テレビボードを選ぶとき、収納力やデザインを重視する方は多いですが、実はリビング全体の印象を左右する上で、テレビとのサイズバランスが多きく影響します。
テレビに対してテレビボードが小さすぎると不安定な印象になり、大きすぎるとテレビの存在感が薄れてしまいます。
反対に、テレビとのバランスが整ったテレビボードを選ぶことで、空間に安定感が生まれ、より洗練されたリビングを演出できます。
この記事では、テレビとテレビボードの理想的なサイズバランスに焦点を当て、横幅や高さの考え方、美しく見せるポイントについて詳しく解説します。

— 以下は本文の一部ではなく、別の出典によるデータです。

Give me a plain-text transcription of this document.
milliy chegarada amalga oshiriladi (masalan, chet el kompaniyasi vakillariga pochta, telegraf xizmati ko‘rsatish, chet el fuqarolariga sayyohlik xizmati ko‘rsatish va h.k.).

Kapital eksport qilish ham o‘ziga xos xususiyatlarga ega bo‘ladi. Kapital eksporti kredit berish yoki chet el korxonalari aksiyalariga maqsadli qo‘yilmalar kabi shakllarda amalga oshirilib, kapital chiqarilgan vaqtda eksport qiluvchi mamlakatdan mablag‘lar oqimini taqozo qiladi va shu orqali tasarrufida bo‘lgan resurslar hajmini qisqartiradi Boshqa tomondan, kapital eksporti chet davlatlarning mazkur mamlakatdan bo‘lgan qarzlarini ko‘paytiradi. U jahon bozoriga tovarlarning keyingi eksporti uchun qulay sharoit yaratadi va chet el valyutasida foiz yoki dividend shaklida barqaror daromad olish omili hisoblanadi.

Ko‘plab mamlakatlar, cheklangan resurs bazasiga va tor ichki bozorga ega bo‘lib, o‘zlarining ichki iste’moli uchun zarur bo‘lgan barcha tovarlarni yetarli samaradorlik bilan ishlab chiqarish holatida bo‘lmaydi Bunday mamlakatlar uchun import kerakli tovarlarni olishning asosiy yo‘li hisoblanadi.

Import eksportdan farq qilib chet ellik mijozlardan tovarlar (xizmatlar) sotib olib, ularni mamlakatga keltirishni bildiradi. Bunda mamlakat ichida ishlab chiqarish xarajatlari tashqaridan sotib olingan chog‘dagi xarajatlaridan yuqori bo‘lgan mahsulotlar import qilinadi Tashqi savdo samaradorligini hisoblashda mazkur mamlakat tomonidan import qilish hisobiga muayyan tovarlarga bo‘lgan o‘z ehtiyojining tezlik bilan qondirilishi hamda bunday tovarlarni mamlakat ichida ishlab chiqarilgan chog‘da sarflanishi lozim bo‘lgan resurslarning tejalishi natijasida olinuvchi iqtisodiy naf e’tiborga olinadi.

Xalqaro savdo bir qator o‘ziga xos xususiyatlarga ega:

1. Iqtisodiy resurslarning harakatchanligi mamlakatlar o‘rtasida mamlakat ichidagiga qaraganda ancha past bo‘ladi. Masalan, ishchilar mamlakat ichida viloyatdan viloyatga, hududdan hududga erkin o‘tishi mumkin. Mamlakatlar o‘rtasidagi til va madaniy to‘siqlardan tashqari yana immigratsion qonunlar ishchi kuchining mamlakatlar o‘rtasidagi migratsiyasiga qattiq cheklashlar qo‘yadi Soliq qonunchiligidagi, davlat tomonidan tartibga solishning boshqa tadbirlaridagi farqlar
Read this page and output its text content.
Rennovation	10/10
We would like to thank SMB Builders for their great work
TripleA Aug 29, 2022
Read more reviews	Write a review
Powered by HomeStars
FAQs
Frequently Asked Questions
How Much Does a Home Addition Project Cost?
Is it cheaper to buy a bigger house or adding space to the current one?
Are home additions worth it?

テレビボードは、テレビを置くための家具であると同時に、リビングの主役となるインテリアの一つです。
人は家具を見るとき、単体ではなく周囲との比率や余白を含めて全体の印象を判断しています。
そのため、テレビとテレビボードのサイズバランスが整っていると、空間に安定感やまとまりが生まれます。
一方で、テレビよりテレビボードが極端に小さい場合は、テレビだけが強調されて見え、どこか窮屈でアンバランスな印象になることがあります。反対に、テレビボードだけが極端に大きい場合は、テレビが小さく感じられ、視線が分散してしまうこともあります。
テレビボードは収納量だけでなく、テレビとの調和を意識して選ぶことで、リビング全体の完成度を高めることができます。
テレビとテレビボードのバランスを考えるうえで、最も重要なのが横幅です。
一般的には、テレビ本体の左右にそれぞれ余白ができるサイズを選ぶと、バランスが良いとされています。
例えば、本体幅が約145cmの65インチテレビであれば、180cm以上のテレビボードを組み合わせることで、見た目に安定感が生まれます。

※テレビ本体のサイズはメーカーや機種によって異なります。
この表はあくまで目安ですが、テレビより一回り大きいテレビボードを選ぶことで、見た目と使い勝手の両方をバランスよく取り入れやすくなります。
左右に適度な余白があることで、テレビ周りにゆとりが生まれ、圧迫感を軽減しながらテレビの存在感を引き立てることができます。
また、スピーカーや観葉植物、小物などを飾るスペースも確保しやすく、インテリアとしての魅力も高まります。

テレビボードは、横幅だけでなく高さのバランスも空間の印象に影響します。
ソファに座ってテレビを見ることが多いリビングでは、高さ30〜45cm程度のロータイプテレビボードが人気です。
ロータイプはテレビとの一体感が生まれやすく、視線が自然な高さに収まりやすいだけでなく、天井までの空間が広く見えるため、開放感のあるリビングを演出できます。
また、テレビは画面の中心が目線に近い位置または少し見下ろす位置にあると、自然な姿勢で視聴しやすいとされています。
テレビボードが高すぎると視線が上がりやすくなり、長時間の映画鑑賞やスポーツ観戦では首や肩に負担を感じることもあります。
そのため、ソファの座面高や座る姿勢も考慮しながら、テレビの高さを決めることが大切です。
テレビの高さだけでなく、ソファとの組み合わせまで含めて考えることで、見た目の美しさと快適な視聴環境の両方を実現できます。

余白は単なる空きスペースではなく、リビングの印象を左右する見せる空間です。
テレビボードの余白は、単なる空きスペースではありません。
飾る楽しみや空間の広がりを演出できる、リビングデザインの一部として考えてみましょう。

テレビボード単体ではなく、ソファとのボリューム感も意識すると、リビング全体の統一感が高まります。
例えば、大型テレビとワイドソファを組み合わせる場合は、テレビボードにも十分な横幅を持たせることで、空間全体に安定感が生まれます。
また、テレビボードとソファのサイズ感が揃うことで、視線が自然に流れ、まとまりのあるインテリアに仕上がります。
家具は一つひとつを選ぶのではなく、リビング全体を一つの空間として考えることが、美しいコーディネートのポイントです。
テレビボードは、テレビを支えるための家具であるだけでなく、リビング全体の印象を左右する重要なインテリアです。
テレビとの横幅や高さのバランスを意識することで、空間に安定感と心地よい余白が生まれ、より洗練されたリビングを演出できます。
収納力やデザインに加え、テレビとの調和という視点も取り入れながら選ぶことで、長く愛着を持って使えるテレビボードに出会えるでしょう。